Sarah Shamash is a Vancouver based media artist. She studied film and media arts at Paris 8, University of Saint Denis, in France, completing two Master’s degrees in Film and Media Arts. Influenced by cinema, her experimental mapping projects explore mapmaking as personal, political, feminine, and dynamic, while critiquing and subverting fixed, colonial demarcations of territory and space. Since the 2000s, she has been exhibiting her work in art venues and film festivals while pursuing her creative production at international artist residencies. She has been the recipient of numerous grants and awards, including the city of Vancouver’s artist live/work studio award. She most recently exhibited a collaborative multi-platform mapping project, Telling Traces (http://tellingtraces.com/index.htm), in the scores + traces exhibition in New York.
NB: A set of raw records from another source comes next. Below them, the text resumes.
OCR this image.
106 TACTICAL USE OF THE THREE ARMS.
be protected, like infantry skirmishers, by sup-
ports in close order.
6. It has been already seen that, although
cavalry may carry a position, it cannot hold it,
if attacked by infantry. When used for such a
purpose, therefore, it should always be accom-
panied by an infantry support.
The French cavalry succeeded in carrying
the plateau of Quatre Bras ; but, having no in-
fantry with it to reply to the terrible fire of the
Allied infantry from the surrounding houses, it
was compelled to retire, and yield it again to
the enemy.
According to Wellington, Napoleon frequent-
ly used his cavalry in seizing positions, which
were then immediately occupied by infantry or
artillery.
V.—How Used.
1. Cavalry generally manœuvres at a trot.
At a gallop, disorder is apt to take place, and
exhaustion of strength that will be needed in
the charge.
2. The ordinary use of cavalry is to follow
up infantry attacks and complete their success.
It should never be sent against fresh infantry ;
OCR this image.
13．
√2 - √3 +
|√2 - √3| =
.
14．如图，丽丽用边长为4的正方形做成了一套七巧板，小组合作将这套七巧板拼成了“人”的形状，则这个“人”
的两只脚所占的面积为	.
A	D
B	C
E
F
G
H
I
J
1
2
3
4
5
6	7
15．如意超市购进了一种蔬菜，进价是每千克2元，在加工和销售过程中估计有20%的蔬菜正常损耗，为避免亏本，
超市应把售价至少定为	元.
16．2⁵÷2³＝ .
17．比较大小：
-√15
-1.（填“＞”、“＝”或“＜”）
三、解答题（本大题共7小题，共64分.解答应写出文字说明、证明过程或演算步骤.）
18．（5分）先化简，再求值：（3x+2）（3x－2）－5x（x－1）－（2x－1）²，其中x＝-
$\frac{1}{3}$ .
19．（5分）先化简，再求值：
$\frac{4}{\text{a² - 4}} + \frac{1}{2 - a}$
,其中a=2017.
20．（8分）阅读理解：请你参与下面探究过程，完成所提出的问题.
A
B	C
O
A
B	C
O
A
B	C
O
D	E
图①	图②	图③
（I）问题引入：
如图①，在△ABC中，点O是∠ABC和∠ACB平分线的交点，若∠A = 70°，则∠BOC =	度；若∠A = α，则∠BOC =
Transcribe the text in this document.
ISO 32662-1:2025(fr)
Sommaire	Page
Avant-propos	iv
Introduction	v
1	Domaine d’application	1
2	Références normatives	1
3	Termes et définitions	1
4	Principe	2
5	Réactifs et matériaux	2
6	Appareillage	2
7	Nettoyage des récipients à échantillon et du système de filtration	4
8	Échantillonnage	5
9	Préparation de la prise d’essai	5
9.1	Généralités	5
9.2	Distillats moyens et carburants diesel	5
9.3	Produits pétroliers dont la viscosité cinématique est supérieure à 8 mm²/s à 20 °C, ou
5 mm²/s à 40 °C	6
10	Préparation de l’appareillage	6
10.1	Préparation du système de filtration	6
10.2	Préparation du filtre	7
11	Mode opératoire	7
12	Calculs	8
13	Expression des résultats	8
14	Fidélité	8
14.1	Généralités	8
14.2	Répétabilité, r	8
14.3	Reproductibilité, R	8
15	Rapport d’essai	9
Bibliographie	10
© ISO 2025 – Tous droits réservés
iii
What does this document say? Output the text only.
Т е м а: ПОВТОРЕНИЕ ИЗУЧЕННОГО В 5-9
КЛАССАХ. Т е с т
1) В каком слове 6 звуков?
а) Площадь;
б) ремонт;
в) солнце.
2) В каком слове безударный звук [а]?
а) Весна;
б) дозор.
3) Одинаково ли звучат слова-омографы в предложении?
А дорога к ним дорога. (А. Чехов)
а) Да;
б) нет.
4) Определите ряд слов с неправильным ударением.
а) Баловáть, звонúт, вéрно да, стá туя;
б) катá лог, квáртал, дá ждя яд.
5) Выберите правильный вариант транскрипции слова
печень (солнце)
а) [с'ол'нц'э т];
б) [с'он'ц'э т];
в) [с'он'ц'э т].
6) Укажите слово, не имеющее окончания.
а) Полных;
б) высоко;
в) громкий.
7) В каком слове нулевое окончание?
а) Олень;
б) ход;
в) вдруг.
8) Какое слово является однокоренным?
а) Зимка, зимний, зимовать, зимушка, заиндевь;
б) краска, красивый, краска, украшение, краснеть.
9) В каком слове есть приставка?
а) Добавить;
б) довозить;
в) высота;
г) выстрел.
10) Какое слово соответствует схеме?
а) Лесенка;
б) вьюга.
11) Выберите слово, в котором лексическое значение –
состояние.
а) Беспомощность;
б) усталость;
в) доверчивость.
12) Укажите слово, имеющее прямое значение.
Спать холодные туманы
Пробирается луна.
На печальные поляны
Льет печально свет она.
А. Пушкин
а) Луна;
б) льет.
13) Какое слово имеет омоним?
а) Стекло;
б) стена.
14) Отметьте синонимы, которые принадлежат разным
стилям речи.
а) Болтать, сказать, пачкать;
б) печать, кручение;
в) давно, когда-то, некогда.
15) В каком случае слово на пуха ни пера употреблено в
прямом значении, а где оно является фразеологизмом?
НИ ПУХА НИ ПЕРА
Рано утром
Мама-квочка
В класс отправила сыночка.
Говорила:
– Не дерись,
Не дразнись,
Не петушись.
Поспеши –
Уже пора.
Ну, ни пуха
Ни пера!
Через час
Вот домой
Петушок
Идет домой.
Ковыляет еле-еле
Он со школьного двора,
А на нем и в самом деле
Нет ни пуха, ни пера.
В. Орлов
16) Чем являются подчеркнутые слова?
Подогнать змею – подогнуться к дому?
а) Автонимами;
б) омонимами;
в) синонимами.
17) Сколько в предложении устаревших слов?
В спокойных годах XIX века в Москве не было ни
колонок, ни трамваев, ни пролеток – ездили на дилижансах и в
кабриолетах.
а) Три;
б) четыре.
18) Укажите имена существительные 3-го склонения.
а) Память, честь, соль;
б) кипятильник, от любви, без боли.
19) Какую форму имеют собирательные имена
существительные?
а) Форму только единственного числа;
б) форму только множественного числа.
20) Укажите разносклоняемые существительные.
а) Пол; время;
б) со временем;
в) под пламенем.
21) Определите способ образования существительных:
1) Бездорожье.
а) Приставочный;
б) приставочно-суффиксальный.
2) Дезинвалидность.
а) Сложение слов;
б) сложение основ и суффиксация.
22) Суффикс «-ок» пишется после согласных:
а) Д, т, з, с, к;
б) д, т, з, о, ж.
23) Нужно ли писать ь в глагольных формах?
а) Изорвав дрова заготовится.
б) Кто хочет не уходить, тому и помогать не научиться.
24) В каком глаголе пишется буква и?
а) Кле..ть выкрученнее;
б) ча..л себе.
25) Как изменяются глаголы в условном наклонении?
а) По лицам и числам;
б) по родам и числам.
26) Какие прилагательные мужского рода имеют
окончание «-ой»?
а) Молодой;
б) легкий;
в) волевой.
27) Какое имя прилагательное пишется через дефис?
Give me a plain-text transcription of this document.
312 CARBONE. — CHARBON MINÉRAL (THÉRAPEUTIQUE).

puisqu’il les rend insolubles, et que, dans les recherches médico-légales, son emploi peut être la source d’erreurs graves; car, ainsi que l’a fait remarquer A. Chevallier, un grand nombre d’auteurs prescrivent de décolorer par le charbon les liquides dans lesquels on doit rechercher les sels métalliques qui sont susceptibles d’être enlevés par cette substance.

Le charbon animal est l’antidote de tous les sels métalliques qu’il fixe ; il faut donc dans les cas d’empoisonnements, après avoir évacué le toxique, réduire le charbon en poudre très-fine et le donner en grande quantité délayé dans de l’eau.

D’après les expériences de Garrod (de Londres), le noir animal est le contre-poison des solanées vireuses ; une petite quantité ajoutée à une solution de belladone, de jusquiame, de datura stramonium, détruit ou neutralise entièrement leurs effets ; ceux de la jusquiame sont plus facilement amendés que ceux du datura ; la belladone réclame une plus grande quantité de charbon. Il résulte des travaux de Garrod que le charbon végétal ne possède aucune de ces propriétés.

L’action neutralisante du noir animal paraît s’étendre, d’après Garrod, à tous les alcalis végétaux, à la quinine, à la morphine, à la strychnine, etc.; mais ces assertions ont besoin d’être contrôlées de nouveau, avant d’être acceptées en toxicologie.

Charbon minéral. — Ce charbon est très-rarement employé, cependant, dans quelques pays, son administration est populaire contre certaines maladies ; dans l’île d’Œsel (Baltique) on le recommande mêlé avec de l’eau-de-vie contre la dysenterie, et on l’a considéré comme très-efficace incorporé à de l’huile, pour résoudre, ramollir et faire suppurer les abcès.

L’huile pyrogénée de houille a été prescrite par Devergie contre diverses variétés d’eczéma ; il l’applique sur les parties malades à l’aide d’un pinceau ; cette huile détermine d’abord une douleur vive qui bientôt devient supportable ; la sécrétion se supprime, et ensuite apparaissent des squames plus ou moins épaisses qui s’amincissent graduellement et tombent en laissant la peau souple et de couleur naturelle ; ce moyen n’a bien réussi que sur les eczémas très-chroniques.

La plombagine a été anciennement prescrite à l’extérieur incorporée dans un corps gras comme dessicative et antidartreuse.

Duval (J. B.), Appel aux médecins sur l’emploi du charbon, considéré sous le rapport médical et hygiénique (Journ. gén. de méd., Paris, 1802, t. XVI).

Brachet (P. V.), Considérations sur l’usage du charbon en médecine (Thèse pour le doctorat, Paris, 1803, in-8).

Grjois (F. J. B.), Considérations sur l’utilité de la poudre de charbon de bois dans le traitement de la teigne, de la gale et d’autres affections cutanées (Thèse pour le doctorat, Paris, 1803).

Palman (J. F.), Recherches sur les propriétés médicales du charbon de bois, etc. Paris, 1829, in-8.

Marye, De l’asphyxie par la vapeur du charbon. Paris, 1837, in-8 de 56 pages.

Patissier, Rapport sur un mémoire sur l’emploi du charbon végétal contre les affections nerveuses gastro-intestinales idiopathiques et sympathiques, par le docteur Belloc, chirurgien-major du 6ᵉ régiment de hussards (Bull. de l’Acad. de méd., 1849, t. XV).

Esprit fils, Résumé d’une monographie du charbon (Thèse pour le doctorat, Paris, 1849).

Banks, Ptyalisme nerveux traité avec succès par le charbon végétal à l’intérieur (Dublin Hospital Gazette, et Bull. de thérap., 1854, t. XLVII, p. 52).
She is also a doctoral candidate at the University of British Columbia’s Interdisciplinary program. www.sarahshamash.com

Gabriela Aceves Sepúlveda is Assistant Professor in the School of Interactive Arts and Technology at Simon Fraser University. As director of criticalMediArtStudio (cMAS), her interdisciplinary research focuses on how old and new technologies shape both the historical narratives and practices of media arts and design. Her research uses a critical lens to consider how categories of difference, traditional disciplinary boundaries, and the legacies of colonialism continue to be harmful and exclusionary. She has published articles on Latin American feminist media in Platform: Journal of Media and Communication and Artelogie: Recherches sur les arts, le patrimoine et la littérature de l’Amérique latine. Her work has been supported by a number of fellowships and has received numerous awards including the 2015 John Bullen Prize, which honors an outstanding PhD thesis on a historical topic submitted to a Canadian university. Her multimedia installations combining video and performance have been exhibited in Canada, Mexico, and Chile.